Yurtseverler asla unutmayacak ! (3)

 

Unutmamak, unutturmamak sözünü verdiğim Soma faciasındaki, işçi sağlığı ve iş güvenliği konusundaki verilere bakalım biraz da.

TMMOB raporunun bu bölüme ait girişinde de yer aldığı üzere, işçi sağlığı ve iş güvenliğinin temel amacı, işyerinde çalışan tüm işçilerin hiçbir koşulda kazaya uğramayacağı bir ortamın yaratılmasını ve kazaya neden olabilecek tüm koşulların iş ortamından bertaraf edilmesini sağlamaktır.

Türkiye`de işçi sağlığı ve iş güvenliği sisteminin yaşama geçirilmesi için oluşturulmuş olan mevzuat sistemsel sorunları çözecek yeterlilikte ve nitelikte değildir. Uygulanamayan, her şeyin kağıt üzerinde kaldığı bir işçi sağlığı ve iş güvenliği sisteminin yürütülebilmesi mümkün değildir. 6331 Sayılı Yasa ile işverene verilen işçi sağlığı ve güvenliği hizmetlerini ortak sağlık ve güvenlik birimlerinden satın alabilme hakkı, özünde işçi sağlığı ve güvenliği sisteminin de taşeronlaştırılması demektir.

Soma faciasının temel nedenlerinden biri de, bilgi ve teknoloji üretemeyen sistemin, dünya piyasaları ile rekabet edebilmenin en kolay yolu olarak, ucuz ve güvencesiz emek üzerinden üretim yaptırmayı model olarak benimsemiş olmasıdır.

Türkiye`de uygulanan ekonomik sistem, sermaye birikim koşullarına ve madencilik sektörünün özgün yapısına bakıldığında, yapısal olarak "kaza" üreten bir sistemdir.

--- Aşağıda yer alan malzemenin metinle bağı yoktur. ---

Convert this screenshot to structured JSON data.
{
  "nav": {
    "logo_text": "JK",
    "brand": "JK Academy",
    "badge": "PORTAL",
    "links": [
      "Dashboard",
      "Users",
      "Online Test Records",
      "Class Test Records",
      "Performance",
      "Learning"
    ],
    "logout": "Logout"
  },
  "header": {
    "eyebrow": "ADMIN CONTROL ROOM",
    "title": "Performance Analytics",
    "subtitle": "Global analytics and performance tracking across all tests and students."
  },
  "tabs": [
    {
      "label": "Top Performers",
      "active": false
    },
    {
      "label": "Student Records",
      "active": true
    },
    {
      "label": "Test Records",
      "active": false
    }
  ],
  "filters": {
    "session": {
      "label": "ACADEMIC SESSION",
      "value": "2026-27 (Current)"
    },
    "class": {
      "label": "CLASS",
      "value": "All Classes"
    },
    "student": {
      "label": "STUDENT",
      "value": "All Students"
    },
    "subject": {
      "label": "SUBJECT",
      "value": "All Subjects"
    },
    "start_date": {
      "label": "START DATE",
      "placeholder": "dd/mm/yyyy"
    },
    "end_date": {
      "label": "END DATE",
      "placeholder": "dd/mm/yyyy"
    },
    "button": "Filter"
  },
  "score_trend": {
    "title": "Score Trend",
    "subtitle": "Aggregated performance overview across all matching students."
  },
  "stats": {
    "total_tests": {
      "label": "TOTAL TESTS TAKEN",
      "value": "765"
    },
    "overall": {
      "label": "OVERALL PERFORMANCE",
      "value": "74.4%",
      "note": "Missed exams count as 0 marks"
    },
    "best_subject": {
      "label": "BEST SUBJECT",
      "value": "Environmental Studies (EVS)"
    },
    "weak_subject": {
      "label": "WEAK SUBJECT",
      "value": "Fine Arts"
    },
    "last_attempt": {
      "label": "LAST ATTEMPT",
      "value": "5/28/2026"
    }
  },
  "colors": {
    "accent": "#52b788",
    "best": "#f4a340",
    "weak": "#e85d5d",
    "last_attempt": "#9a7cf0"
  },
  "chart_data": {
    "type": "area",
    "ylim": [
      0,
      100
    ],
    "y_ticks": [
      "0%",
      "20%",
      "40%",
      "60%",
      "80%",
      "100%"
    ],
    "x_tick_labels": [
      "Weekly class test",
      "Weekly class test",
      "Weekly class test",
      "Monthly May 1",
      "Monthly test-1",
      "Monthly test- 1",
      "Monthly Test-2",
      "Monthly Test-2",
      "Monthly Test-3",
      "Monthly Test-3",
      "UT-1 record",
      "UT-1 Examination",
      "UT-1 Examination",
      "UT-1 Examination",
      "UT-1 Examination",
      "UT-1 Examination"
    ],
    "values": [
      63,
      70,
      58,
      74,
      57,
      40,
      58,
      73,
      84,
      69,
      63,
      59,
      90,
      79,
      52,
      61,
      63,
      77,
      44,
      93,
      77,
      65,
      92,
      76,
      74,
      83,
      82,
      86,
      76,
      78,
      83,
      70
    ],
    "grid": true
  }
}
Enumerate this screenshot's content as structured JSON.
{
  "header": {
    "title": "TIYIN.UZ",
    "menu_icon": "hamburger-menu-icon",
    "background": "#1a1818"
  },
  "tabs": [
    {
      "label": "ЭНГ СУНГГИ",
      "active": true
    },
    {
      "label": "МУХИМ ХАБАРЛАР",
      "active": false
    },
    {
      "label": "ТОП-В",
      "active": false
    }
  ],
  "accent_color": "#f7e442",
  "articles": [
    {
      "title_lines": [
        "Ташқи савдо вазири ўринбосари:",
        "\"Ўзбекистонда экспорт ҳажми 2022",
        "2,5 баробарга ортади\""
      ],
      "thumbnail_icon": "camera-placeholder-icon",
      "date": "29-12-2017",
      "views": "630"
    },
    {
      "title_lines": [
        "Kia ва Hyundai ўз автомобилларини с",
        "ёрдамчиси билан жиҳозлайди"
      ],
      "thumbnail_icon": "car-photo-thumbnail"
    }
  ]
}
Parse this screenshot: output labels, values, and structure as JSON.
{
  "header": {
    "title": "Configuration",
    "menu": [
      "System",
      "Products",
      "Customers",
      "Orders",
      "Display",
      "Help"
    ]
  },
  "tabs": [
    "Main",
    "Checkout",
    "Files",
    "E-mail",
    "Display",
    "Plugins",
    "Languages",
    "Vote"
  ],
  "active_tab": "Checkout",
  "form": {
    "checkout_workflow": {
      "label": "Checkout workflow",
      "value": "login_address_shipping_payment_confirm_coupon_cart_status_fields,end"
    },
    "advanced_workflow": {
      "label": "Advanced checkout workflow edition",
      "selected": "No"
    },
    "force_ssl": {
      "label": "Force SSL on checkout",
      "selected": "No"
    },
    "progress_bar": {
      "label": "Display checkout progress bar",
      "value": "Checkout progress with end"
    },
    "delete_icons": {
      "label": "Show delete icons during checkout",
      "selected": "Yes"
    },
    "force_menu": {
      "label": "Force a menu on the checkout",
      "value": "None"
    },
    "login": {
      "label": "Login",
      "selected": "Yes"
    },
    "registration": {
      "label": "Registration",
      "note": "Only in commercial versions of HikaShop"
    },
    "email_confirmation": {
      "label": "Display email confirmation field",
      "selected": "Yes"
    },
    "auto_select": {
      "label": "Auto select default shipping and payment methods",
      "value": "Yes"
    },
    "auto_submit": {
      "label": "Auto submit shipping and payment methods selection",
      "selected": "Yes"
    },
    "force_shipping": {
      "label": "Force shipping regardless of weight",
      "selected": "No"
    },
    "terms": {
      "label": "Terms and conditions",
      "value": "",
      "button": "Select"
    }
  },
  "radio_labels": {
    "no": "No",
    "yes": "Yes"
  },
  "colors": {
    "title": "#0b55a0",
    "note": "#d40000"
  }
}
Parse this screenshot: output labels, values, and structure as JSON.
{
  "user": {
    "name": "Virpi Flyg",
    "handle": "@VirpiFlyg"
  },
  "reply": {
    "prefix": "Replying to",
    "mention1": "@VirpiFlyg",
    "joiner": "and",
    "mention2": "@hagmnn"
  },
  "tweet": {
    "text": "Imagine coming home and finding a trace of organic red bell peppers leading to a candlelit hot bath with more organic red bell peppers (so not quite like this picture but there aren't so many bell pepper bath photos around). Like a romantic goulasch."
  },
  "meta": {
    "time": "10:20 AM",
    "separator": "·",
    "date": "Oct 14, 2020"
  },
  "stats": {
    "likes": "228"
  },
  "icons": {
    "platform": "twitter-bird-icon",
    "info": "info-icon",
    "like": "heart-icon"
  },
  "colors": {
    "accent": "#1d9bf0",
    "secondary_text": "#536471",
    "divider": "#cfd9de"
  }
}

Büyüme ve küresel piyasalarla rekabet edebilme adına uygulanan üretim zorlaması, uzun çalışma saatleri, işçi maliyetlerinin düşürülmesi, bir maliyet unsuru olarak görülen işçi sağlığı ve iş güvenliğinden yapılan fedakarlıklar; daha kötü çalışma koşullarını ve kazaları beraberinde getirmekte, sonrasında yaşananlar ise kalkınma için bu koşullara katlanılması gerektiği söylevine, işin fıtratına bağlanmaktadır. Soma faciası, tüm bu dinamiklerin yaşandığı acılarla yüklü, olumsuz bir tablodur.

Facia sonrası, Başsavcının, "gözaltına alacağımız herkes işçilerle birlikte öldü" beyanı ile ölen mühendisleri işaret etmiş olması, sistemin yaratmış olduğu bu facianın, sadece birkaç mühendise yüklenerek çözümlenmek istenilmesi ve sistemden kaynaklı sorunların örtülmek istenilmesinden kaynaklanmaktadır. Bu durum, Soma Kömür İşletmeleri A.Ş., TKİ, MİGEM, ETKB, ÇSGB ve Hükümetin yaşanan faciadaki  sorumluluklarını ortadan kaldırmamaktadır.

Facianın oluş nedenleri, sorumlulukların belirlenmesi, bundan sonra olabilecek faciaların önlenmesi için önemli, ancak yeterli değildir. İşyerlerinde "önce insan, önce sağlık ve önce iş güvenliği" anlayışı yerleştirilmeli, tüm süreçlerde öncelik işçi sağlığı ve iş güvenliğinde olmalıdır.

Bu kadar insanımızın canına mal olan katliamın temel nedeni, 80`li yıllardan itibaren sürdürülen ve AKP hükümeti tarafından da kılavuz edinilen emek düşmanı neoliberal politikalar ve uygulamalarıdır.

Hükümet yetkilileri, "bu işin fıtratında vardır" söylemleri, bilimin ve tekniğin karşısında aldıkları pozisyonu özetlemiştir. Ama, yaşananların sorumlusu da hükümettir.

Demokratik ülkelerde yaşanabilecek benzer facialar sonrası, hükümetler ‘hukuki ve vicdani sorumluluk ilkeleri’ gereği istifa eder. Biz de, bırakın istifayı, hükümet adına birinci derecede sorumlu kişi olan Başbakan’ın, oturduğu koltuğun etki alanı daha da genişletilmiştir.

Ama, bu ülkenin yurtseverleri, Soma katliamını ve sorumlularını unutturmayacak. Yurtseverlerin nefesi, sermayeye yaranmak için kendi insanının toplu ölümüne neden olan yasaların altına imza atanların ensesinde olacaktır. O tip politikacıların, tarihsel zeminde yargılanması ve cezalandırılması için mücadeleyi sürdürecektir.